Markets, Media Stocks Swoon On Fed Chief’s Hawkish Interest Rate Stance; Dow Sheds 1,000 Points
Showbiz shares followed broader market lower Friday after Federal Reserve chair Jerome Powell indicated the central bank will continue aggressively raising interest rates to fight inflation.
“Restoring price stability will take some time and requires using our tools forcefully to bring demand and supply into better balance,” Powell said at a keynote speech today at the central bank’s annual economic summit in Jackson Hole, Wyoming.
“Price stability is the responsibility of the Federal Reserve and serves as the bedrock of our economy. Without price stability, the economy does not work for anyone,” he said. But, “Restoring price stability will likely require maintaining a restrictive policy stance for some time. The historical record cautions strongly against prematurely loosening policy.” He sent the Dow Jones Industrial Average plunging more than 1,000 points, or just over 3%%, with losses accelerating in the final hour of trading.
The S&P 500 fell 3.37% and the hard hit Nasdaq Composite dropped 3.3% or nearly 500 points.
It was the biggest market tumble since June.
Tech stocks slumped with Amazon, Snap and Google parent Alphabet down around 5%. Roku fell 7%. Paramount Global and Netflix shares fell by 4%, Disney by 3%, Comcast by 2%. Lionsgate took a hefty 6.5% knock.
Warner Bros. Discovery, in the spotlight for weeks amid canceled shows, layoffs and most recently a potential new chief for its DC brand (Dan Lin), saw its beleaguered stock dip 3.7%.
AMC Entertainment shares fell 4% to $9.17. Its new APE preferred equity units fell 4.6% to $6.50.
Electronic Arts was one of the few stocks bucking the downturn, rising 3.75% on a report that Amazon is considering buying it.

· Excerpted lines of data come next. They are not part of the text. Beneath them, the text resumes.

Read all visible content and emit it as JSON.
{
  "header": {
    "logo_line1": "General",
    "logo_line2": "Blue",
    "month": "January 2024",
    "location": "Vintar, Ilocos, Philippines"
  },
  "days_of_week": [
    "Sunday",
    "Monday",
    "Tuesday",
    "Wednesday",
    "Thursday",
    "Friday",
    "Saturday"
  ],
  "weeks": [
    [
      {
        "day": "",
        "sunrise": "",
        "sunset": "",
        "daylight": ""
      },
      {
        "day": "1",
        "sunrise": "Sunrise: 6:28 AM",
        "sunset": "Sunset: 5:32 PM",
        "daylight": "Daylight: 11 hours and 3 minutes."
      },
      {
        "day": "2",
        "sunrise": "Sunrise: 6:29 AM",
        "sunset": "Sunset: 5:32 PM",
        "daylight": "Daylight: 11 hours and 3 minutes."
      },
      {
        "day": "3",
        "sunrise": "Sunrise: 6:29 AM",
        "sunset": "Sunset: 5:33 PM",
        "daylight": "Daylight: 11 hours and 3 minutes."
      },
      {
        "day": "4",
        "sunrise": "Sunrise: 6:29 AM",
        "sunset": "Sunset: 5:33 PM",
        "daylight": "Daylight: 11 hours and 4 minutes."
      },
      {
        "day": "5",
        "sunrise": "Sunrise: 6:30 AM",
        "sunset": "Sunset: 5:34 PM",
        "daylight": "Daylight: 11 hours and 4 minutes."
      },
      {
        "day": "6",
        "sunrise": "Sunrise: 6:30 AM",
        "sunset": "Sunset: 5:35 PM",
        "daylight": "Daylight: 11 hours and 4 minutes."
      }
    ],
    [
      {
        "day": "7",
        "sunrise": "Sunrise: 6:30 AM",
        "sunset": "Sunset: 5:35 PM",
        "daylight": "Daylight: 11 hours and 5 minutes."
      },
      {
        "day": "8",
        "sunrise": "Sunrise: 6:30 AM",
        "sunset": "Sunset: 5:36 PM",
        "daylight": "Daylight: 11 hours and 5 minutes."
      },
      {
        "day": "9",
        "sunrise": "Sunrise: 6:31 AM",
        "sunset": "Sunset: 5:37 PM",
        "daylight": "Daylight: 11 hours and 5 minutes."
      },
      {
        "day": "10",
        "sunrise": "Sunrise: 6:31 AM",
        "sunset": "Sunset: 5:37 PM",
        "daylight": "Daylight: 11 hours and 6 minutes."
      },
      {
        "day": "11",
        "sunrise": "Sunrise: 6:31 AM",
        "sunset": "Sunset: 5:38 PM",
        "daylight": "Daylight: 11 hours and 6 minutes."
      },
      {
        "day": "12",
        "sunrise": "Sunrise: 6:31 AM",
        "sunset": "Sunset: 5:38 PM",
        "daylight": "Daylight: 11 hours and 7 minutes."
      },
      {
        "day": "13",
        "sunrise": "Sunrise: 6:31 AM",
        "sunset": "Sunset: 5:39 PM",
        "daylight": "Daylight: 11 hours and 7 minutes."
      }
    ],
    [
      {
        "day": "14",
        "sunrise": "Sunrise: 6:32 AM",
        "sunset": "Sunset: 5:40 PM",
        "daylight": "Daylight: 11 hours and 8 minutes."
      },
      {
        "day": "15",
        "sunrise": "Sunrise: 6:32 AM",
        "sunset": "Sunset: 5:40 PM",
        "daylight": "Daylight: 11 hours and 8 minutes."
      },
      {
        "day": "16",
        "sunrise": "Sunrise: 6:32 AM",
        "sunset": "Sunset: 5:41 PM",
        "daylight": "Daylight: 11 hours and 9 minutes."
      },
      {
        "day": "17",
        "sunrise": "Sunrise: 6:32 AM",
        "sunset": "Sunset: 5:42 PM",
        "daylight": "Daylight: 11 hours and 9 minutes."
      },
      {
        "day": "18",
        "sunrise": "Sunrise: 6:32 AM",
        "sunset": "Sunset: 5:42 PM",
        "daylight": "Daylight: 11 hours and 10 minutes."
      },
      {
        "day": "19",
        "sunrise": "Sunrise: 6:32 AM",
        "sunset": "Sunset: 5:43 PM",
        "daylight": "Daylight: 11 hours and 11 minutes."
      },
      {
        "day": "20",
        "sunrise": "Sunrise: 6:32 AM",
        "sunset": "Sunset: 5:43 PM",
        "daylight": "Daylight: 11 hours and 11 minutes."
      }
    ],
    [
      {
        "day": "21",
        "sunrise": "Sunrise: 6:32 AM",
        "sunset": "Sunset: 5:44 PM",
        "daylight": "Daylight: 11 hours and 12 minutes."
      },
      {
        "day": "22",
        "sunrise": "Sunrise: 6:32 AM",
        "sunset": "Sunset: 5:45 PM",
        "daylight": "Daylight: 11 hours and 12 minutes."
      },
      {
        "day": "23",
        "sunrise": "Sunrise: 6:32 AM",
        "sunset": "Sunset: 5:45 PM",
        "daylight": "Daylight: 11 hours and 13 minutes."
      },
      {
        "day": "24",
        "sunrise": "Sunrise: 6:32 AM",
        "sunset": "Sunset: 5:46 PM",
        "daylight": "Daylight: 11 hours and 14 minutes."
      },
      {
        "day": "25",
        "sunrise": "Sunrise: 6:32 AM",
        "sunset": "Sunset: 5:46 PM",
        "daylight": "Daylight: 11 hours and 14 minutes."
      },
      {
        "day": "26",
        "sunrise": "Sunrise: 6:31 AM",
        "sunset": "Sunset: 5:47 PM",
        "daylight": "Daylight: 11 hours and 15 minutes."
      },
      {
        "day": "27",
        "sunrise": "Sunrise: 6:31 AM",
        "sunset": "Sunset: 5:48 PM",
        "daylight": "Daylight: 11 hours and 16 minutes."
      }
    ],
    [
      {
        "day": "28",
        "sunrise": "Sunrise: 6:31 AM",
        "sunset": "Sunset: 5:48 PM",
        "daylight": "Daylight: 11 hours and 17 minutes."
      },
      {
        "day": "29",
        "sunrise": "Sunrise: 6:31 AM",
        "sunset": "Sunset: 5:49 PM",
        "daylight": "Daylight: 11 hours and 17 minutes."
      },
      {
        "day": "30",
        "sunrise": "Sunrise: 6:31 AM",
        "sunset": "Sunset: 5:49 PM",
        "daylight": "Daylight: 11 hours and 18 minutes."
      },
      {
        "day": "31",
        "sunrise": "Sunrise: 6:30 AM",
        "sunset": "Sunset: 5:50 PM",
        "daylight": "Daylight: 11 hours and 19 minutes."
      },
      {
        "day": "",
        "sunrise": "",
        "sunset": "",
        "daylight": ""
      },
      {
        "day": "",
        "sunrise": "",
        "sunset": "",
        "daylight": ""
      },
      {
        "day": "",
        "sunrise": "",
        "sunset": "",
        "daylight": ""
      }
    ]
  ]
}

With inflation at 40-year highs, the Fed announced 0.75 percentage point interest rate hikes in both June and July and markets anticipate another 0.50 or 0.75 percentage point increase at its next meeting in September — more likely the latter given Powell’s speech today. Higher rates make it harder to borrow money and risk recession by cooling down the economy. But the central bank “must keep at it until the job is done,” painful as that may be, he said. The dance is to reduce demand for goods and services enough to lower inflation, but avoid tipping the country into recession.
The Fed’s summer interest rate hikes were its most aggressive consecutives moves since the early 1990s when it started using interest rates as a monetary policy tool.